Esmiol, the 2024 Tor des Géants winner, broke the race open at the Pico Ruivo summit just before dawn and ran a controlled descent into Funchal that put almost 12 minutes into Tyler Green of the United States by the 70k mark. He held a smaller margin to the finish, crossing in 12 hours 48 minutes for the third European trail Major win of his career and the second-fastest men's time in MIUT history, behind only Pau Capell's 2019 record of 12:36. Gaitier Airiau, also of France, came through for second in 12:56 and Green held on for third in 13:02 — his fourth podium in a Major race in 14 months. Reigning UTMB champion Rod Farvard finished sixth in 13:33 after a stomach problem at half-distance.
Hartmuth's win in the women's race was, on paper, no surprise: the German is the defending UTMB Mont-Blanc women's champion and arrived in Madeira favourite to win on a course that suits her descending strength. The race itself was tougher than expected. Italy's Mino Faukner pressed her through the first 50k and led briefly out of the Encumeada aid station, before Hartmuth reasserted control on the long Pico do Areeiro climb. She won in 14:48, 17 minutes clear of Faukner, with Britain's Sarah Lowther a further 15 minutes back in third for her first Trail Majors podium. Hartmuth's win moves her to the top of the World Trail Majors standings with two of seven races remaining.

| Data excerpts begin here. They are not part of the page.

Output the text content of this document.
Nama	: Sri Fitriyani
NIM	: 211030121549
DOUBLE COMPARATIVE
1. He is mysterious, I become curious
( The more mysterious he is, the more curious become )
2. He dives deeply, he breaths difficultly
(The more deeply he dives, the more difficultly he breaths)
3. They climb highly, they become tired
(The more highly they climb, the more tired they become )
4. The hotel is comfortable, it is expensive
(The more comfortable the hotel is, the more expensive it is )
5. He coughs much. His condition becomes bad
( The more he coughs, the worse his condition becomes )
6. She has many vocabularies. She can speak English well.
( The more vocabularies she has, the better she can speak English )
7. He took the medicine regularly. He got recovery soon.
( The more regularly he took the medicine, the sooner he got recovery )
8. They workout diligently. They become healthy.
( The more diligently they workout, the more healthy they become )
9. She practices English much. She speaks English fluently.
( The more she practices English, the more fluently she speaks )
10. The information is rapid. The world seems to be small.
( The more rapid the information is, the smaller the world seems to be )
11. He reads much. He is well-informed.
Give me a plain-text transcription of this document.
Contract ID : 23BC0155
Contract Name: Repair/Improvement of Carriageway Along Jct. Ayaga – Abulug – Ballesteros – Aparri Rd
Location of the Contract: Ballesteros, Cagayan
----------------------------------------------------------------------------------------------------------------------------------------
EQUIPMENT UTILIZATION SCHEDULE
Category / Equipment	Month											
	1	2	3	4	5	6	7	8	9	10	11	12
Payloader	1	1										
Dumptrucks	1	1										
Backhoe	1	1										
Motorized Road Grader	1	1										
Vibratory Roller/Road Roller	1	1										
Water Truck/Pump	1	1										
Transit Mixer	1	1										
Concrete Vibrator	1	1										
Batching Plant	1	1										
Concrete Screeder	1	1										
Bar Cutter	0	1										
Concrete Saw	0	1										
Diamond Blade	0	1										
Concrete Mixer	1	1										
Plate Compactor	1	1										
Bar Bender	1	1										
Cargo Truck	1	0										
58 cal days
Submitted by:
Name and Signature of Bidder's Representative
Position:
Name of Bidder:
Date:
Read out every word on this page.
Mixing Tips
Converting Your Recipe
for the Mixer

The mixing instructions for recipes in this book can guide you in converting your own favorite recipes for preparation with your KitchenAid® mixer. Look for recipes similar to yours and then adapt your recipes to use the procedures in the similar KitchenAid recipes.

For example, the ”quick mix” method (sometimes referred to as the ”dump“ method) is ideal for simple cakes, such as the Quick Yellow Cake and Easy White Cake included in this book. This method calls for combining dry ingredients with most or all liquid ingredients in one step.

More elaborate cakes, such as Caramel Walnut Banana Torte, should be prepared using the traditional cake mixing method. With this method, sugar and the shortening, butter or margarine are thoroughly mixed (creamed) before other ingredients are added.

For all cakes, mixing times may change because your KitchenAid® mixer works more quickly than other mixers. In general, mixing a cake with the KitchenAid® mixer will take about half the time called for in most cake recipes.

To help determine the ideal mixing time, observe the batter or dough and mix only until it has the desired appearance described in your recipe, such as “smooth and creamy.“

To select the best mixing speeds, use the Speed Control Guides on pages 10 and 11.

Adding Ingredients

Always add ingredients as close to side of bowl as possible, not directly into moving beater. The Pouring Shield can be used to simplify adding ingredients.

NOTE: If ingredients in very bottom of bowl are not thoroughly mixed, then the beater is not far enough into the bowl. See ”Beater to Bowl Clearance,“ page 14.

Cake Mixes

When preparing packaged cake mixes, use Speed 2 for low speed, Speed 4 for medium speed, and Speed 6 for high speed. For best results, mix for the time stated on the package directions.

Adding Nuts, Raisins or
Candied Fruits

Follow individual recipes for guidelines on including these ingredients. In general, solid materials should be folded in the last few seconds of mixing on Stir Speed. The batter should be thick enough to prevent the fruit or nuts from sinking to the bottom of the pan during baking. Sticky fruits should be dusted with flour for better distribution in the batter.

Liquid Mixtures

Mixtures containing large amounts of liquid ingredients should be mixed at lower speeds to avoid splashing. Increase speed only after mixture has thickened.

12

The 2026 race was significant beyond the result for what it represented to the local trail community. The MIUT course was rerouted in 2025 after a severe wildfire damaged the Fanal Forest section, forcing organisers to skip the Caldeirão Verde traverse for the first time in the event's history. A €2.4 million rebuild programme funded by the Madeiran regional government and the European Union's LIFE+ trail rehabilitation scheme reopened the affected paths in March, and Saturday's race ran the full original course for the first time since 2024. Race director Carla Caetano paid tribute to the rebuild teams in the post-race press conference. "We have a forest again, we have a course again, and we will have a race in 2027," she said.
The men's win sets up Esmiol as a clear pre-race favourite for Western States in June, the next race on the World Trail Majors calendar. He confirmed in his finish-line interview that he intends to start in Olympic Valley after a five-week recovery block in Chamonix and pointed to the strength of his finishing legs in Madeira as evidence that the long-haul travel adjustment from California to Europe and back will not derail his summer campaign. For Hartmuth, MIUT was the second leg of a self-imposed three-Major spring after a second-place finish in February at Tarawera, and she will now skip Western States and target Sierre-Zinal in August before defending her UTMB title in Chamonix on the final weekend of the month. The next stop on the Trail Majors calendar is the Penyagolosa Trails CSP 109k in Spain on 9 May.